Guys, setuju gak, kalau ngomongin skripsi, biasanya orang langsung kepikiran soal bab 1, metode penelitian, atau hasil analisis data. Padahal ada satu bagian yang sering dianggap “sepele” tapi sebenarnya krusial banget. Apa lagi kalau bukan DAFTAR PUSTAKA! Jangan salah, meskipun posisinya ada di belakang skripsi, daftar pustaka jadi salah satu tanda apakah tulisan kamu rapi, serius, dan bisa dipertanggungjawabkan. Jadi, jangan sampai disepelekan ya.
Secara sederhana, daftar pustaka adalah kumpulan referensi yang dipakai dalam penulisan skripsi. Bisa berupa buku, jurnal, artikel online, skripsi orang lain, atau bahkan dokumen resmi kayak laporan pemerintah. Semua sumber yang kamu kutip di dalam skripsi wajib ditulis kembali di daftar pustaka. Tujuannya? Supaya pembaca atau dosen bisa melacak dari mana asal informasi yang kamu tulis, sekaligus menunjukkan kalau skripsi kamu memang berbasis referensi yang jelas.
Fungsi daftar pustaka nggak cuma buat formalitas akademik, lho. Ada beberapa hal penting yang bisa dilihat dari situ. Pertama, dosen bisa menilai seberapa luas wawasan dan bacaan kamu. Kedua, daftar pustaka bikin tulisan kamu lebih kredibel karena nggak asal ngomong. Ketiga, bisa jadi bahan bacaan tambahan buat orang lain yang pengen mendalami topik yang sama. Jadi, jangan dianggap sebagai beban tambahan. Anggap aja daftar pustaka itu sebagai “peta jalan” dari skripsi kamu.
Nah, soal format, daftar pustaka itu ternyata punya banyak “gaya”. Ada APA Style, MLA, Chicago Style, sampai Turabian. Di Indonesia, umumnya kampus sudah punya pedoman penulisan sendiri—biasanya mirip dengan APA atau gabungan beberapa gaya. Jadi, penting banget untuk baca pedoman penulisan skripsi dari kampus kamu sebelum bikin daftar pustaka. Jangan sampai sudah capek-capek nulis, eh ternyata salah gaya penulisan referensinya. Berikut 5 Hal yang Wajib Diperhatikan dalam Menyusun Daftar Pustaka Skripsi.
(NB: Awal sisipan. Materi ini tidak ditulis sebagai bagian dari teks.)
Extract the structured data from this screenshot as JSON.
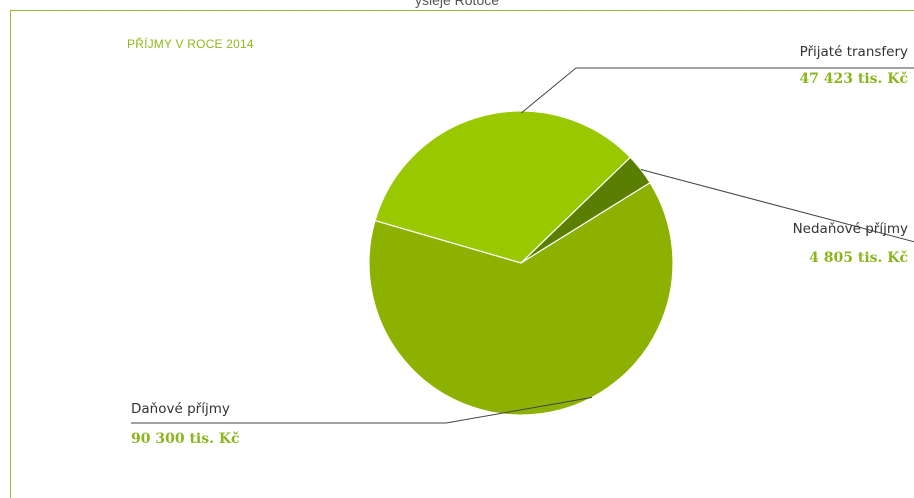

1. Konsistensi format penulisan
Hal paling penting adalah konsistensi. Kalau kamu pakai gaya penulisan tertentu, ya harus dipakai terus dari awal sampai akhir. Misalnya, kalau nama penulis ditulis “Nama Belakang, Nama Depan”, jangan di bagian lain malah ditulis kebalik. Dosen biasanya sangat sensitif dengan hal-hal kecil kayak gini, jadi jangan dianggap remeh.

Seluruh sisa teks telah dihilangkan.